Industry 4.0’s digital information and automation systems will increase productivity while reducing environmental impact. But as with previous industrial revolutions, innovations will likely cause massive job losses even as they create new jobs. Hence, the need for trade unions to negotiate a just transition for seafarers in a decarbonized future for the maritime industry.

However, as the trend of employment flexibilization gradually shifted the responsibility for training from companies to seafarers, upgrading skills now require a costlier personal investment of seafarers in their training, to ensure their continued employment and career advancement. As upskilling opportunities may be unavailable on board or be too expensive for seafarers to undertake on their own, a skills-retention problem may result, leading to a skills gap at deployment. Higher training costs also lead to unequal opportunities, between seafarers who can afford training and those lacking the resources. The maritime industry must also create new career pathways for shore-based opportunities, even careers beyond seafaring, as Industry 4.0’s efficiencies lead to crew reductions and shorter on-board careers.

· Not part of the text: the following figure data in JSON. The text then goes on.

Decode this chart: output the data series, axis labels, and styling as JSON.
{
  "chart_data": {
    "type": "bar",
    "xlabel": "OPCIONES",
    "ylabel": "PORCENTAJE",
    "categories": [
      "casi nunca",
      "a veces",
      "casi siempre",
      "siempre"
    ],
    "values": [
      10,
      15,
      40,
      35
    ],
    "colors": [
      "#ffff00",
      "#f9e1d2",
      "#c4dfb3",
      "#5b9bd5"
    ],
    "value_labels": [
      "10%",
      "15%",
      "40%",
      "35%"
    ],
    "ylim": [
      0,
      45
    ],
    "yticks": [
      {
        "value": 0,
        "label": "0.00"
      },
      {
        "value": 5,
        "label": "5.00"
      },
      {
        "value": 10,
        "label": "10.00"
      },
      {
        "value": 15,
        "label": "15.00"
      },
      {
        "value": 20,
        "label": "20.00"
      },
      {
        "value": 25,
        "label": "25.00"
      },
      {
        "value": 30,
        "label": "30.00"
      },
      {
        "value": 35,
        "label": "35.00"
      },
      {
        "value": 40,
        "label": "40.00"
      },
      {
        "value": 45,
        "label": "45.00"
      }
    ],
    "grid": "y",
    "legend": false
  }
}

This is how trade unions like APSU work best for the interests of the maritime industry: negotating with employers, shipowners, and Government for a just transition for seafarers that is inclusive and fair to all social partners, creates decent work opportunities, and is sustainable in the long run.

TUCP continues to campaign for job creation, seafarer career development, and expanding Manila’s maritime industry to become an international deployment hub. Any plan to develop Manila into an international deployment hub must include prioritizing STEM education in national development and education policy, to match investments in infrastructure. Its success is premised on ensuring sufficient public and private investment in both basic and specialized maritime higher education and training, to result in a bigger pool of digitally-skilled seafarers of the future, fulfilling on-board and shore-based duties, as the industry will need.